El hecho de que Barcelona sea una ciudad que se pretende de izquierdas, progresista, comprometida con todos los oprimidos de la Tierra y solidaria con las causas más emblemáticas debería impedir que la guerrilla urbana prendiera fuego cada dos por tres. Aquí los jóvenes puros de mecha y piedra fáciles han encontrado calor y comprensión, incluso la adhesión de una antigua teniente de alcalde ecosocialista que se declaraba antisistema sin bajar del coche oficial. Pero lo cierto es que esta lógica no funciona y la guerrilla urbana planta cara donde lo tiene más fácil.

Una explicación interesante la da el pensador Slavoj Zizek, un brillante teórico marxista que no debe ser muy extraño a los líderes de este movimiento. Él considera que el gran enemigo a abatir para el auténtico revolucionario es la figura del comunista liberal, que nosotros llamaríamos pijoprogre, porque encarna las estrategias hipócritas de un Occidente que, desde la indignación moral, simula actuar urgentemente sobre los daños globales pero que, en realidad, «no te deja tiempo para pensar». Un ejemplo que el autor esloveno cita de esta actitud es la cadena Starbucks -¿les suena?- por haber hecho una campaña según la cual «con cada taza de café que tomabas, salvabas la vida de un niño» de Guatemala.

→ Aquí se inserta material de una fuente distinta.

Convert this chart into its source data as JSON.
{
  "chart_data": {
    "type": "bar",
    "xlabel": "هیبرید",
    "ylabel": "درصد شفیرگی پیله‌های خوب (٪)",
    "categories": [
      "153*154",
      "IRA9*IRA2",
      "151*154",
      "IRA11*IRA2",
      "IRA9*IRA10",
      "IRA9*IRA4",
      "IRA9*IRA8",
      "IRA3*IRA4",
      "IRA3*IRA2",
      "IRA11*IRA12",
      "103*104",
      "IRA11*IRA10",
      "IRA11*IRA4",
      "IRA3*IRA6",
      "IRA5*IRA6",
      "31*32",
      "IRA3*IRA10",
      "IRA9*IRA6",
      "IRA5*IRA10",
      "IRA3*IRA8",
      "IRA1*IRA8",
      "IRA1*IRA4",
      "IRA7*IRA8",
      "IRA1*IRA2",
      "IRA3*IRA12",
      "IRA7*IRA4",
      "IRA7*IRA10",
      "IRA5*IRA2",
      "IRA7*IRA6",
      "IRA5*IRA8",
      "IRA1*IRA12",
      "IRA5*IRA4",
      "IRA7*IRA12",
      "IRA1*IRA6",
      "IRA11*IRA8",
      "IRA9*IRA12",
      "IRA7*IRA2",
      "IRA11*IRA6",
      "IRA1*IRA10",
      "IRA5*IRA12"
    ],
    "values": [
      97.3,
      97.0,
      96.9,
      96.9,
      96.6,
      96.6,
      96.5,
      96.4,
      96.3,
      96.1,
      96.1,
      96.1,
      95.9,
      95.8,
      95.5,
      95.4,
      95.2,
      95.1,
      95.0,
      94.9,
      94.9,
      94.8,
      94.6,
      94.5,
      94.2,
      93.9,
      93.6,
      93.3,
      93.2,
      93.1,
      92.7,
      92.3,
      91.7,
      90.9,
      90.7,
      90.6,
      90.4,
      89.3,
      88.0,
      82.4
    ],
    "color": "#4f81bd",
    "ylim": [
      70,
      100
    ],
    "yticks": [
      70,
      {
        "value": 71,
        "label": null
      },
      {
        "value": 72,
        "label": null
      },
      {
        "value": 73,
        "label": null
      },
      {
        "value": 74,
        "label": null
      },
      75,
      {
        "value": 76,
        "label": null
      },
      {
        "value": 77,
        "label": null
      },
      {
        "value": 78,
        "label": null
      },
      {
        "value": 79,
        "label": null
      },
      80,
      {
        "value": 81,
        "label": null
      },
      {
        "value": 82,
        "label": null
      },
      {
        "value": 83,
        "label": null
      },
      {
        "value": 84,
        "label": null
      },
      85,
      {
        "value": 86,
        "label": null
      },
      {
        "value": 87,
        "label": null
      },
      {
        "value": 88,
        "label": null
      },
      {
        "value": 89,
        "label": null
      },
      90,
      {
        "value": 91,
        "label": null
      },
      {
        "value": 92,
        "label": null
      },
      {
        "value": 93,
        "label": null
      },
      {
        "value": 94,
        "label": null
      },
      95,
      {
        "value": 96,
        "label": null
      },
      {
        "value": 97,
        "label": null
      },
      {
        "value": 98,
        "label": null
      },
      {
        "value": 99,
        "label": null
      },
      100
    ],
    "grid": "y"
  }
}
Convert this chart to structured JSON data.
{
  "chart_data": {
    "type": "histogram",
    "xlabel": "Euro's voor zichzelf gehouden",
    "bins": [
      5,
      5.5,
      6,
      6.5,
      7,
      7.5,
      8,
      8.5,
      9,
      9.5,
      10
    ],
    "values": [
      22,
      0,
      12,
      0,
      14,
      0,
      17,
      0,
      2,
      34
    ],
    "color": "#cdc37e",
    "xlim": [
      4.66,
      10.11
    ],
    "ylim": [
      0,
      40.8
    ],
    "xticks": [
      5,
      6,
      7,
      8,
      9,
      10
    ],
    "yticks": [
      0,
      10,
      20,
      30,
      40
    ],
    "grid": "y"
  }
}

No hay duda de que, en Barcelona, la actitud pijoprogre y sus imaginarios tienen un protagonismo especial, sólo superado en Europa por sus homólogos de París. De comunistas liberales o pijoprogres hay un buen puñado entre las élites locales y eso -según parece- provoca la rabia de los puros. A cambio, los pijoprogres de Barcelona tratan de entender en todo momento los motivos de estas criaturas extraviadas y, por si acaso, sospechan siempre de la policía. La manera como nuestra sociedad considera los servidores del orden público democrático y sus acciones no ayuda precisamente a resolver estos complicados fenómenos.

La violencia es atractiva. La violencia ejercida con impunidad todavía lo es más. Y la violencia impune, multiplicada por los medios y aliñada con retórica pseudo-revolucionaria es una experiencia única. La guerrilla urbana ha conseguido lo que quería: reconocimiento mundial. Cada ocasión de salir a reventarlo todo es un gran videojuego. Cada batalla con los antidisturbios es un reto que puntúa. Cada paisaje de destrucción es una victoria. Barcelona parece a punto de rendirse. La ciudad seguirá ardiendo. Sólo hay una solución y pide poco ruido: inteligencia, inteligencia y más inteligencia.